Inhaling deeply, I forced my pain and fear about the future down. I wasn’t an old maid, but the constant reminders from everyone around me about how generous my brother was in continuing to care for me were growing repetitive and worrisome. I clung to the hope that Charles would be too afraid to break his word to our deceased father to turn me out. But what if that lingering loyalty eventually faded?

Standing without bothering to do more than dip my head in the barest of curtseys toward Mrs. Eggerton, I shifted past everyone on the sidelines. They had no trouble enjoying themselves, all conversing politely, laughing easily. They hadn’t a care in the world—at least not here, at a ball. This was where the rest of society set aside their grief and worry.

It was the opposite for me, a constant string of rejection and loneliness. At every ball, if I dared to gather my courage enough to even attempt to socialize, I was faced with the same treatment. Gentlemen whose gazes wouldn’t linger, who muttered excuses before I could converse with them even though we’d grown up together. Or those who dared to speak or even dance with me, but never deigned to treat me as more than an acquaintance.

Superstition ran too deeply in the veins of these people, despite the fact that I’d never once shown a propensity toward anything fae. My ears were curved and delicate and utterly human. Only the flash of gold in my brown eyes and the silver stream of my hair marked me as unusual, but those meant nothing when I didn’t have magic. My mother had been human. If there was fae blood in my heritage, it was so diluted as to be nearly nonexistent. I wasn’t like the half-fae we occasionally saw wander into town or dance in the streets on winter solstices, the ones who possessed pointed ears and wielded magic proudly.

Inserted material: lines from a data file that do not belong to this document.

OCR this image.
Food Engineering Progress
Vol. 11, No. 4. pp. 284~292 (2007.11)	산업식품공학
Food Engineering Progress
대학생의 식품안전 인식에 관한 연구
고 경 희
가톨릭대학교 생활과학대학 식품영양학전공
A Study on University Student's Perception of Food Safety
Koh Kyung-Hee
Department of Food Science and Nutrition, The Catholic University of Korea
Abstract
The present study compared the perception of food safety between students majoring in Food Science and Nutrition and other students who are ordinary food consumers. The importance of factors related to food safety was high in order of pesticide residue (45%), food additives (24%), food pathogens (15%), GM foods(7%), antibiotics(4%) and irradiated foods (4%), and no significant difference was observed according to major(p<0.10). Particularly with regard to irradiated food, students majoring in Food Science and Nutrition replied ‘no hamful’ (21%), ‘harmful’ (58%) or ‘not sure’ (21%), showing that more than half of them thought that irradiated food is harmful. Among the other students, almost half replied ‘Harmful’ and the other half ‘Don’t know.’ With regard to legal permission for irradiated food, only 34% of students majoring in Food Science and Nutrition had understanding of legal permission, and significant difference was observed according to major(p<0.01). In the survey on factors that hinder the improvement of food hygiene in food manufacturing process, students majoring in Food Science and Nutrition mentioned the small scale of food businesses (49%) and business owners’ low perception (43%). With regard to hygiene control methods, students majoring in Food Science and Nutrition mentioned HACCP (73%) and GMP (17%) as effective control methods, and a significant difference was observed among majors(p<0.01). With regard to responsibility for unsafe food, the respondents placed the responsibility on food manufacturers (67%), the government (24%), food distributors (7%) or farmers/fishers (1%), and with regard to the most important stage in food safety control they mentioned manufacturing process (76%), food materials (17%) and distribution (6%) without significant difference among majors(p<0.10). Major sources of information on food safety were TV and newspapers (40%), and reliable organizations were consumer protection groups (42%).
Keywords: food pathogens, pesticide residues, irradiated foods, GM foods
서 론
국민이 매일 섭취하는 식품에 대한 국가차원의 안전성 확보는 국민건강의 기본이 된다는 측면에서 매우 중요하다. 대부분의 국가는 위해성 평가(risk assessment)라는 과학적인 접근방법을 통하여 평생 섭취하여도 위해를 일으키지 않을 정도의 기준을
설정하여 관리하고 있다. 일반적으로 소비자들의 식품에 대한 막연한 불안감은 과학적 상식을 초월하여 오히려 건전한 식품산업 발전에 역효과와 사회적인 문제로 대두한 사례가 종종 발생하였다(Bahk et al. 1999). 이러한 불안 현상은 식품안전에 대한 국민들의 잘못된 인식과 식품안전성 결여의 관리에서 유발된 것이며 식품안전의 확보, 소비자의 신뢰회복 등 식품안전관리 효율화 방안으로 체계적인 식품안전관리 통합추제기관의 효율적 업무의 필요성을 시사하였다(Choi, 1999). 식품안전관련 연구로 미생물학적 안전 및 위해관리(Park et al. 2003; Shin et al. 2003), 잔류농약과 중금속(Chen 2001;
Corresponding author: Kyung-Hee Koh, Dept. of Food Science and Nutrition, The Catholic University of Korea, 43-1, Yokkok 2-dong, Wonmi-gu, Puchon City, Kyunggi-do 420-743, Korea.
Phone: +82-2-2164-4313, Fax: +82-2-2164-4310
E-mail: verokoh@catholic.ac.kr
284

The song drifted to an end and the dancing couples parted, many spinning away from the dance floor in favor of finding food and drink. My eyes skimmed the crowd, searching for one of the men who’d humor me with a conversation. I’d smile and laugh and pretend so Mrs. Eggerton and Charles would have no grounds to accuse me of not trying.

I swallowed back the regret threatening to clog my throat. Once, I’d dreamt of marrying for love. Now I knew that was a fool’s dream. The best I could hope for was a marriage of comfort, one that would offer me a place in this world where perhaps I’d be respected as the lady of a household, a wife, and not a strange outcast girl with no future.

A flash of blond so pale it appeared white burned in my vision, and my gaze sharpened. Across the dance floor stood a stranger, clothed all in black leathers vastly different from thecoats and trousers the town gentlemen wore. His short hair was the shock of white-blond I’d noticed, a bright gleam against the darkness of his attire and his gold-toned skin. His piercing eyes met mine, burrowing into my soul.

The heat of the room vanished, and my blood turned to ice.Fae.

I knew before my eyes raked over his pointed ears. He was too handsome, his aura too...other. Even from across the room, I felt an unnatural pull toward him, the sort I’d been warned about all my life. Fae were beautiful and charming and magical on the outside so they could attract their unsuspecting victims, but their hearts were ruthless and bloodthirsty.

It wasn’t unusual for fae or half-fae to wander across the border of their world, called Brytwilde, and into ours. Fae from the winter kingdom of Silverfrost climbed down from the mountains to explore the mortal towns that lived in their shadows more often than we humans liked to contemplate. What startled me most was that this fae man hadn’t glamoured himself to appear human, and that no one else seemed to find his presence unusual.

Rarely did the fae come for peaceful reasons. Sometimes they came to strike dangerous bargains, to glamour mortals into obeying their every whim, or to steal someone outright. My town of Altidvale was relatively safe due to old deals struck between its founders and the fae, ones that kept the fae from meddling with us as long as we allowed them certain liberties. One was that anyone who ventured past our borders too close to the mountains was as good as theirs, and we humans promised not to search for our lost loved ones. Another was that anyone who left their homes on the night of the winter solstice also belonged to the fae, who were allowed to wander our streets freely then.